In the third period, McAvoy’s shot on net (one of his four for the day) provided the rebound off Jonathan Quick that Heinen cashed in for the equalizer. If Sweeney were mixing metaphors into his managerial tool kit, there it was, two of his best kids showing the way for the day — and perhaps for the spring.
“I’m trying to get a lot better at that,” said McAvoy, reflecting briefly on Heinen’s goal, “making sure I get pucks to the net. Because good things like that happen. It was nice to get rewarded tonight.”
McAvoy’s only previous goal was Oct. 13. Heinen, now only 8-8—16 for the season through 51 games, for only the third time this season has points in back-to-back games. In 37 games this year (72.5 percent of his games), he has finished the night 0-0—0. A man with that many goose eggs is understandably encouraged by a goal and assist.
Now what for DeBrusk? Cassidy on Wednesday finally pulled him off the No. 2 line, part of the new world order that pushed Heinen to first-line duty and shifted Pastrnak to David Krejci’s right side.
“It’s not happening for him offensively,” noted Cassidy, who has reminded DeBrusk, amid the slump, to keep after all the other parts of his game and “hopefully he’ll get some rewards down the road.”

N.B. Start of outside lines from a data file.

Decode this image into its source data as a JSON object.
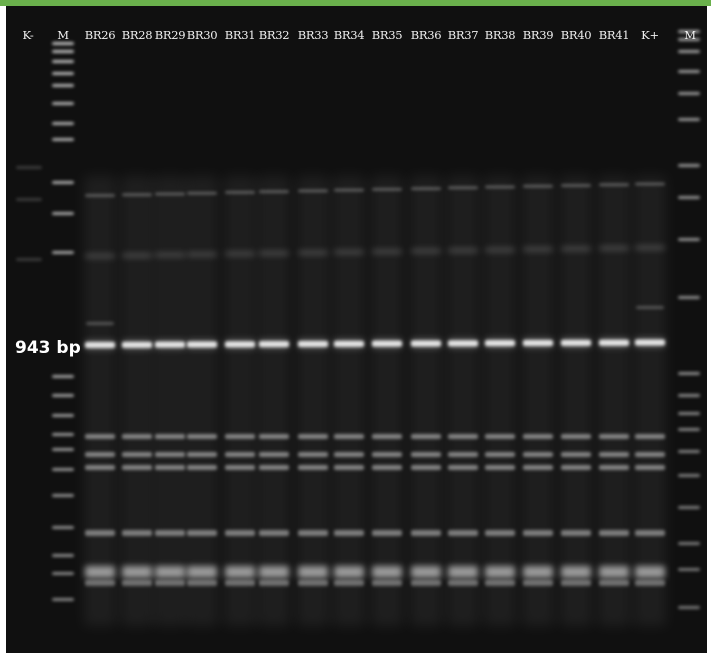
{
  "gel": {
    "lane_labels": [
      "K-",
      "M",
      "BR26",
      "BR28",
      "BR29",
      "BR30",
      "BR31",
      "BR32",
      "BR33",
      "BR34",
      "BR35",
      "BR36",
      "BR37",
      "BR38",
      "BR39",
      "BR40",
      "BR41",
      "K+",
      "M"
    ],
    "size_label": "943 bp",
    "colors": {
      "gel_background": "#101010",
      "band": "#ffffff",
      "top_border": "#6ab04c"
    }
  }
}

McAvoy, for one, is sure of it.
“We were talking about this with each other the other day because it feels like it’s been a while since we’ve been able to contribute offensively,” McAvoy said. “That’s when you’ve just got to go back to square one . . . you just have to stay true, play an honest game. For me, it’s being smart, making good reads and good plays, not being on the wrong side of the puck so good things will happen.”
For DeBrusk, said his fellow sophomore in recovery, it will be the same.
“We all know in here that he is a gifted offensive player,” McAvoy said. “He is one of those guys you love to be on the ice with because he is going to make plays happen. We’ll stay on him. We support him. And we’ll feed him that confidence. It’s just a matter of time before he breaks through and hopefully it will be waves.”
Two weeks to go before the trade deadline. A matter of time . . . for Sweeney to decide if these kids are really in, and whether it’s worth his time to add more.